At the Four Seasons Hotels group, service is essential to success — and not just to the guest experience. Four Seasons instructs employees to “do whatever you think is right when servicing the customer,” empowering them to make critical decisions and share in the company’s success. Little wonder that Four Seasons has ranked among the world’s best workplaces for two decades.

Employee autonomy drives success, but some leaders remain unsure how to harness it. Autonomy involves more than allowing employees to work from home a few days per week. It means providing employees with the tools and frameworks to work independently and creatively within a team. It means giving them agency to choose not just when and where they work but how. It means trusting employees to do their jobs without interference.
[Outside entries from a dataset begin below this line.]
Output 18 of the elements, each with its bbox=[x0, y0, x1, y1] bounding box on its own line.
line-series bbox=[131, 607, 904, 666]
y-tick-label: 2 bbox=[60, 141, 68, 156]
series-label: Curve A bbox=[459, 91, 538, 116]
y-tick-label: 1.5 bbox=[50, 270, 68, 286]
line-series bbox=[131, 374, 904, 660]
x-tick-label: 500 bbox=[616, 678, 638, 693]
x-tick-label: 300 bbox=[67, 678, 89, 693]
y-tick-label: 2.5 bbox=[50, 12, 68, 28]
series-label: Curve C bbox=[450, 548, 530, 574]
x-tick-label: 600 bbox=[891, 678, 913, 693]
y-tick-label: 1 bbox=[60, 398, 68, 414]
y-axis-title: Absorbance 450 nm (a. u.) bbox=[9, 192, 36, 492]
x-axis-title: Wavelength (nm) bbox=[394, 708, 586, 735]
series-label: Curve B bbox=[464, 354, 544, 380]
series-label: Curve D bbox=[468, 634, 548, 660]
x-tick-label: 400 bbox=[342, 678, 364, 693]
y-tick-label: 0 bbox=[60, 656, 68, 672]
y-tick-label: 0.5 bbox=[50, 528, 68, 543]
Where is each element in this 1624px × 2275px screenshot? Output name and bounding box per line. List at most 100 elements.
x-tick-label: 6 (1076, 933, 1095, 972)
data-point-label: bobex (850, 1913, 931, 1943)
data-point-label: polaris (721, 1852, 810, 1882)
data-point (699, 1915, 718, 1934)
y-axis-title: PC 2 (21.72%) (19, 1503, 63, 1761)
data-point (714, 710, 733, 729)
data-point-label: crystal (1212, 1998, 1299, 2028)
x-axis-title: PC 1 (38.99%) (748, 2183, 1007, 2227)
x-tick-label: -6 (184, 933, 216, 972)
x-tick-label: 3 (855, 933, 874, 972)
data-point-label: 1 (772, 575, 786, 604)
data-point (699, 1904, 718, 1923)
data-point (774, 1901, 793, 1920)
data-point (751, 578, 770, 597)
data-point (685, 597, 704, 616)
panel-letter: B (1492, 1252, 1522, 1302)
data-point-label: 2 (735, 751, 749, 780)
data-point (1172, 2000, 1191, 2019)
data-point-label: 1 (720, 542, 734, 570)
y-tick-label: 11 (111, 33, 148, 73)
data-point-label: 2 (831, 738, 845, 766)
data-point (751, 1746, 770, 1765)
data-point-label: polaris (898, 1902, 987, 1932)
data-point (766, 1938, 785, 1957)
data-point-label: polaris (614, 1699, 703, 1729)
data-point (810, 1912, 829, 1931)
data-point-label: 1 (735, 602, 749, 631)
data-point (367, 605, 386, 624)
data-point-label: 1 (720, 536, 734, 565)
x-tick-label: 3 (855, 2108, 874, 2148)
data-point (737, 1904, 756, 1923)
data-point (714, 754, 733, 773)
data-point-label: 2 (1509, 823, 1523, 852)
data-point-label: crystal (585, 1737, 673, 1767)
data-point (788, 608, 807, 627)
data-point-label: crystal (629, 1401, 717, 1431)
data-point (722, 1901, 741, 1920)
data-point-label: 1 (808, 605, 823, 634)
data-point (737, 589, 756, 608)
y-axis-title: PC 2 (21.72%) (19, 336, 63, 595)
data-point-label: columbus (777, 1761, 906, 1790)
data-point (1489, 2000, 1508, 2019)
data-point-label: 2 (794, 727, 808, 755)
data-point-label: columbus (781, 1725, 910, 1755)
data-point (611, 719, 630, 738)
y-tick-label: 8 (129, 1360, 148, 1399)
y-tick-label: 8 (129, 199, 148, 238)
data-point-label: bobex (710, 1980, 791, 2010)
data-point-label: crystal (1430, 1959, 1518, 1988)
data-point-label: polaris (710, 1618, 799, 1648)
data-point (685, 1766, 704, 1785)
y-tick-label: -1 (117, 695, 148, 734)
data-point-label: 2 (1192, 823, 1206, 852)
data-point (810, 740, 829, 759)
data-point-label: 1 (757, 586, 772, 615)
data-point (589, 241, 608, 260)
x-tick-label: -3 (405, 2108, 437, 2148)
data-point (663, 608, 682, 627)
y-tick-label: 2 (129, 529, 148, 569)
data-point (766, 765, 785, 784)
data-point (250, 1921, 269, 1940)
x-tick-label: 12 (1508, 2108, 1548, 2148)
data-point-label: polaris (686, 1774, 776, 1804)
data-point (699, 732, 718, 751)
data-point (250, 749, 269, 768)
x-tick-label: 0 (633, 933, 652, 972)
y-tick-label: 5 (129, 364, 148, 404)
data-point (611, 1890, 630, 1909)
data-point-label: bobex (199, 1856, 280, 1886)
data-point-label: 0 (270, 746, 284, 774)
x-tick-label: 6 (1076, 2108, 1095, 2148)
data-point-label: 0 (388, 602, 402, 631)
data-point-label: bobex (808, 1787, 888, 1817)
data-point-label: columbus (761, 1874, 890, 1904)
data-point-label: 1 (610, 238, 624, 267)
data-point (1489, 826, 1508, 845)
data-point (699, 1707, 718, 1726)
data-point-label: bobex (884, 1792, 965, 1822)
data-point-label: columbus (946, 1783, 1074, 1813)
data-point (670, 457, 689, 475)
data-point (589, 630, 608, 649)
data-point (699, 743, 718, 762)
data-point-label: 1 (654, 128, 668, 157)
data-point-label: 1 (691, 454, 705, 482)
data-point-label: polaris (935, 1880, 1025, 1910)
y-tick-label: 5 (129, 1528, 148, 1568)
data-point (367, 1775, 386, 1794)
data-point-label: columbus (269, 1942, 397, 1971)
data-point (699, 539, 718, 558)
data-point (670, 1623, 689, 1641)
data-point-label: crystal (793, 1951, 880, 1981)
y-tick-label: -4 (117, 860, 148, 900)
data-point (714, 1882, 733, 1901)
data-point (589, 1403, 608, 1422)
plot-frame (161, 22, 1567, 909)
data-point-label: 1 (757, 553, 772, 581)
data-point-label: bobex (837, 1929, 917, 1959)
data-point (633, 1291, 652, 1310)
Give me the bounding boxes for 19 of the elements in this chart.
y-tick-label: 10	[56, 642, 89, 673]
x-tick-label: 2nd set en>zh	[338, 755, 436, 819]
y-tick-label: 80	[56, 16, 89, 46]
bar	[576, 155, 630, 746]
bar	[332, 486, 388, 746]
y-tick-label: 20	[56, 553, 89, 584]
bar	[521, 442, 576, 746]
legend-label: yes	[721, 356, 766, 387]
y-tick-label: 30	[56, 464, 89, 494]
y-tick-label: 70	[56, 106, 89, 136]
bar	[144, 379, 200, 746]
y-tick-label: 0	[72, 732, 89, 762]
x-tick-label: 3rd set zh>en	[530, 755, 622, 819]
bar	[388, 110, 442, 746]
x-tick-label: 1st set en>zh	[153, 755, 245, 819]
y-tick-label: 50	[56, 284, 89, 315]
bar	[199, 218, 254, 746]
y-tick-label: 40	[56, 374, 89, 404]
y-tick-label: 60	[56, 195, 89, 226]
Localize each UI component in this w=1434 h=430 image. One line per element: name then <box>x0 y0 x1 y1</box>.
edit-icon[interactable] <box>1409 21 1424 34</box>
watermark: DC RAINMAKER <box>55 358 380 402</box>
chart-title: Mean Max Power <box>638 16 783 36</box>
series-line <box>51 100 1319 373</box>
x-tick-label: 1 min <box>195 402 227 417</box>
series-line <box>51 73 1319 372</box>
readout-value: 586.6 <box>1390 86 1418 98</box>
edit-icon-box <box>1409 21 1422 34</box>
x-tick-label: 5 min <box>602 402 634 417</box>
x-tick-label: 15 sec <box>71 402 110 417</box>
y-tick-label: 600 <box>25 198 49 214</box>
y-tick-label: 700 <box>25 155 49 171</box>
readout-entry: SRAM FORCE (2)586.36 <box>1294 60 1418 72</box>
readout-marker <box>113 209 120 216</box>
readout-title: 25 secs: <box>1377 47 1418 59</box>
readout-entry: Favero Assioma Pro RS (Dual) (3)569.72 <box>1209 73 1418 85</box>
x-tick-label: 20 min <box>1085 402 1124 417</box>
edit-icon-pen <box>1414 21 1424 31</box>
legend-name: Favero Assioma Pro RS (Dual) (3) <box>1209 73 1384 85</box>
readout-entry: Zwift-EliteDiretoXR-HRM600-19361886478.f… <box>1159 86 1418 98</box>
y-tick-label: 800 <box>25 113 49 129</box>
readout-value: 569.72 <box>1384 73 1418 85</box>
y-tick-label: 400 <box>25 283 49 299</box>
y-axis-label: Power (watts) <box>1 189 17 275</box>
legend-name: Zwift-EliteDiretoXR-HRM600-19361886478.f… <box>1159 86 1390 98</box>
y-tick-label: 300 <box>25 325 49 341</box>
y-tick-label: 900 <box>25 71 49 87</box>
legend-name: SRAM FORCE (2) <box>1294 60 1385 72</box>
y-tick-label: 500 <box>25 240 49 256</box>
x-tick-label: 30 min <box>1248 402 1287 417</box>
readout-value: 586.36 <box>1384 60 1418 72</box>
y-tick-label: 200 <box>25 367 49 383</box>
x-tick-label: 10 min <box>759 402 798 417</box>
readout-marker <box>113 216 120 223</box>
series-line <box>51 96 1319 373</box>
Research consistently finds that employees with higher levels of autonomy are happier, more satisfied with their jobs, and more productive. Team members with autonomy are more engaged, more creative, and less likely to leave.

To foster autonomy in a team setting, leaders must blend trust, the right tools, communication, and investment into a space where employees thrive. Let’s explore some ways to create long-term success in an autonomous team.

Be Intentional About Trust and Transparency

Trust is capital to your workforce. According to the Harvard Business Review, employees of high-trust companies are less stressed, more energetic, more engaged, and more productive. Yet many employees say they don’t feel trusted. 

Establishing a culture of trust should be a priority for new leaders. For example, don’t micromanage employee projects; allow teams to direct processes and solve problems individually, and set goals and KPIs with team members instead of for them.

Trust also means authorizing team members to build and maintain schedules and respecting their ‘Away’ or ‘Offline’ status; this requires a high level of communication and transparency from leaders, who must create environments encouraging open dialogue and team-oriented solutions.

Invest in Your Team

According to the theory of self-determination, humans derive motivation from three intrinsic sources: autonomy, competence, and relatedness. To foster autonomy, leaders must nurture the other two sources. That means investing in your team’s skills and integration.

Leaders must provide employees with the proper tools to succeed. That includes more than the necessary tech, such as laptops, headsets, ergonomic equipment, etc. Invest in your team’s skills and competencies through coursework and continuing education, certifications, and other learning resources. Often these are free or inexpensive and provide rich opportunities.

Relatedness refers to our need to connect, which remote work has made more imperative. PwC found that, though most people prefer hybrid work, 87 percent still called the office better for relationship-building. Leaders should invest in employees’ ability to connect remotely, even through simple means such as hosting online happy hours or giving them the last 10 minutes of a meeting to discuss anything but work. Encouraging teams to connect enhances individual well-being and improves independent work.

Be Consistent

Leadership coach Paloma Medina devised the acronym BICEPS to illustrate our six core human needs:

  • Belonging
  • Improvement
  • Choice
  • Equality/Fairness
  • Predictability
  • Significance

 

Team members might order these needs differently, but all play a role in their success. So leaders must address them consistently. Building an inclusive, equitable workforce requires giving each team member access to the same resources and opportunities. It means establishing practices (not “policies,” according to HBR) that employees know will be applied fairly and consistently. It means being accountable for organizational issues that arise from inconsistency.

Most of all, leaders must be consistently available. Working autonomously doesn’t mean working alone. Teams still need guidance and structure, which comes from dependable leadership.

‘Give Away Your Legos’

Molly Graham is an expert on building and scaling companies. She also became famous for the wonderful metaphor, “give away your legos.”

Leaders, especially entrepreneurs looking to scale their businesses, must give up to grow. That could include project oversight, new-location design, or daily customer-service requirements. By giving up, leaders demonstrate trust in others and enable teams to trust themselves.

Growing companies often find employees asking, “Now what’s my role here?” But companies that embed autonomy into their processes will employ people who embrace growth, seek new challenges, and deliver value. They’re able, perhaps even eager, to share legos.

“When people have the ability to direct their own lives, they do better work,” says Daniel Pink, author of Drive: The Surprising Truth About What Motivates Us. Pink also says that leaders should strive to develop an engaged workforce instead of a compliant workforce. 

 

Team members work better when their company encourages them to be self-governing. To build long-lasting success, leaders must lead and get out of the way.